Voters will go to the polls on Nov. 26 to choose new representatives for the provincial legislature, which has been suspended since last year due to a row over alleged IRA spying.
On Tuesday, British Prime Minister Tony Blair and his Irish counterpart, Bertie Ahern, traveled to Belfast to build support for the restart of the assembly.
In London, Blair's official spokesman said that Tuesday's moves could be the most significant developments in the peace process since the 1998 Good Friday agreement, which set up the assembly and provided for the eventual disbanding of terror groups.
Gerry Adams, leader of the IRA-linked Sinn Fein party, called for armed republican groups not currently observing a cease-fire to put down their weapons.
"I appeal to them to join with the rest of us, republican and unionist, nationalist and loyalist, in taking a leap forward together and collectively building a new future based on justice and peace," he said.
Several breakaway IRA factions have continued terror attacks since the Good Friday agreement was signed.
"I welcome this morning's announcement of an assembly election," Adams said. "This was a point of principle and a core issue for Sinn Fein."
"I appeal to the electorate to use their vote and to use it wisely in support of a continuing process of change and a peaceful and just future for all our people," he said.
Adams said that Sinn Fein and the main pro-British party, the Ulster Unionists, have been in direct negotiations over the past several weeks.
"This direct and open dialogue between unionists and republicans is in itself a profoundly important development and the key to ongoing political progress," he said.

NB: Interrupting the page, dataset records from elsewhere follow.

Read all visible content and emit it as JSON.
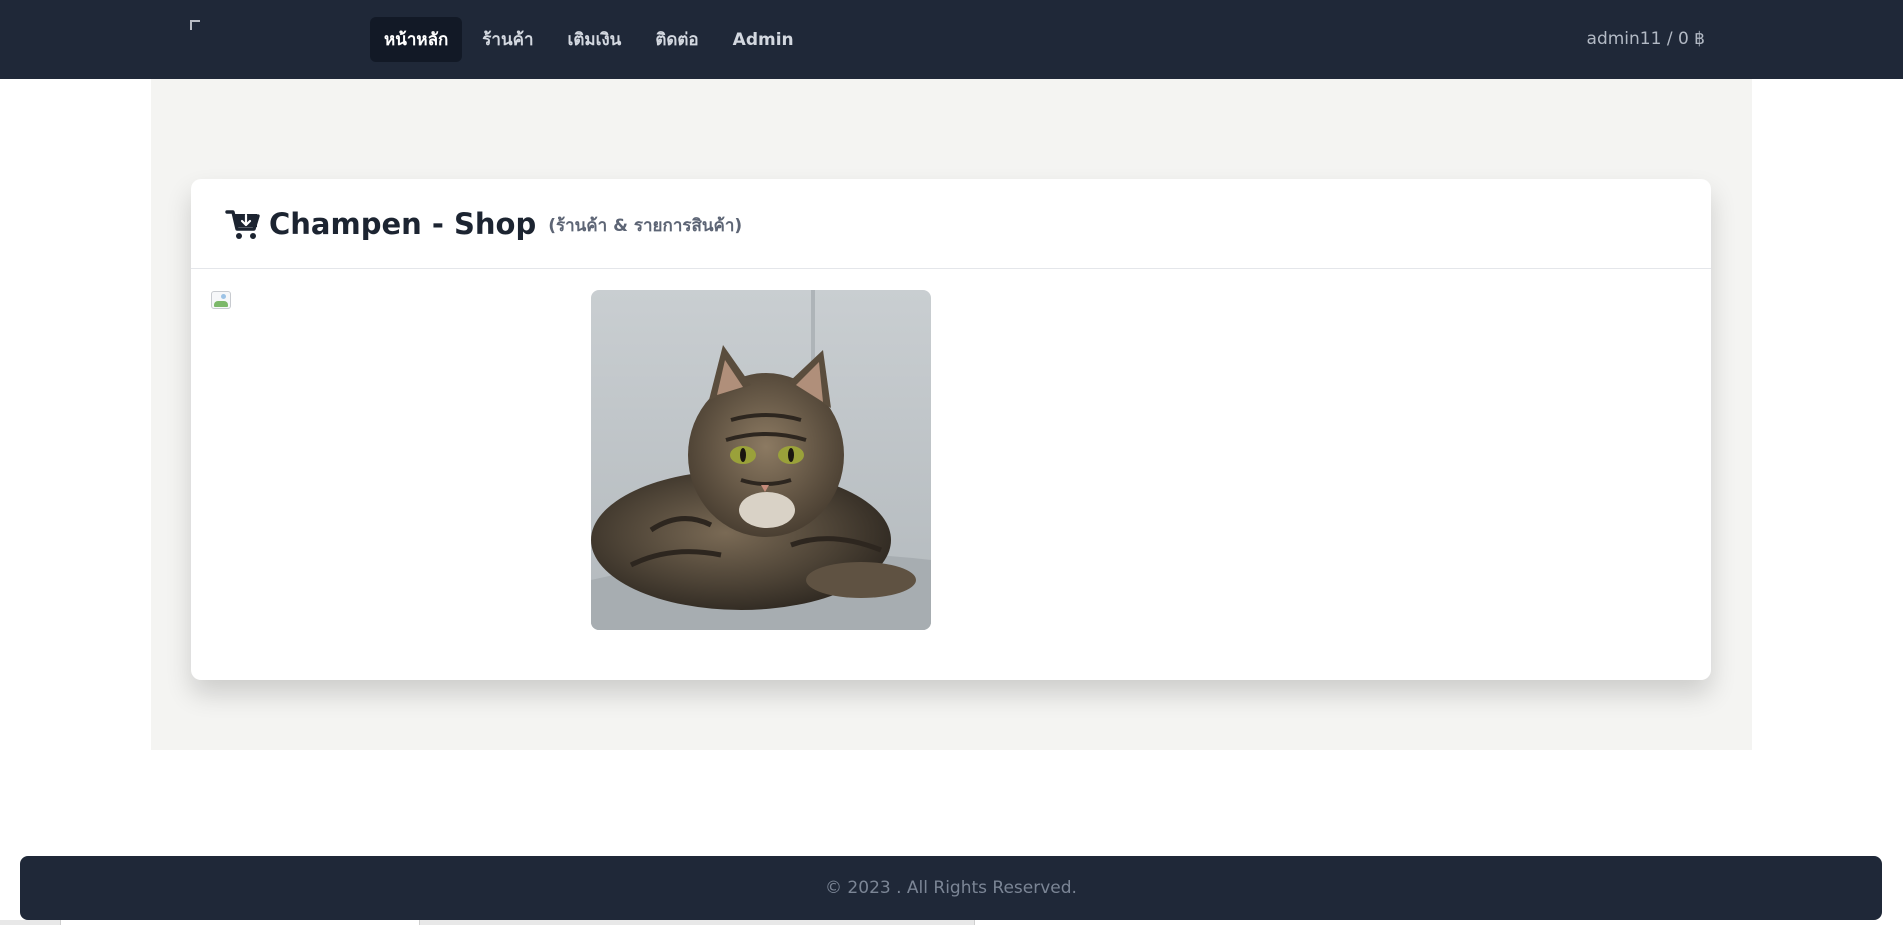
{
  "navbar": {
    "items": [
      {
        "label": "หน้าหลัก",
        "active": true
      },
      {
        "label": "ร้านค้า",
        "active": false
      },
      {
        "label": "เติมเงิน",
        "active": false
      },
      {
        "label": "ติดต่อ",
        "active": false
      },
      {
        "label": "Admin",
        "active": false
      }
    ],
    "user_balance": "admin11 / 0 ฿"
  },
  "shop": {
    "title": "Champen - Shop",
    "subtitle": "(ร้านค้า & รายการสินค้า)",
    "icon": "cart-icon",
    "product_image": "cat-photo"
  },
  "footer": {
    "copyright": "© 2023 . All Rights Reserved."
  },
  "colors": {
    "navbar_bg": "#1f2838",
    "active_nav_bg": "#121926",
    "panel_bg": "#f4f4f2",
    "title_text": "#1c2431"
  }
}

Unionists have been looking for assurances that the IRA will stop its spying activities and make further moves towards giving up all its weapons, while republicans want greater provincial assembly control over Northern Ireland's affairs and police and justice reforms.
The Ulster Unionists gave a guarded welcome to Tuesday's announcements and Adams' speech.
"I hope we will witness the end of what we have long sought -- the transition of Irish republicans from terror to democracy," said Michael McGimpsey, one of the party's representatives in the provincial legislature.
"Republicans must convince people that they are committed to peace and to the process and to democracy," he said.
Under the terms of the Good Friday agreement, the IRA is obligated to put its weapons, thought to include guns and plastic explosives, verifiably beyond use.
The IRA said Adams' speech "accurately reflects our position."
"We have also authorised a further act of putting arms beyond use," the paramilitary group said in a statement released to the press.
John de Chastelain, a retired Canadian general in charge of disarmament in the province, later confirmed that the largest batch of weapons yet decommissioned was put out of service.
In a statement, de Chastelain said the arms included "light, medium and heavy ordinance and associated munitions" and "automatic weapons, ammunition, explosives and explosive material."
Parts of the group's arsenal have been destroyed twice before at key stages in the peace agreement
Moves to end the impasse over the assembly were given a kick-start last week at talks in London between British, Irish and American officials and leaders of the main Northern Ireland political parties.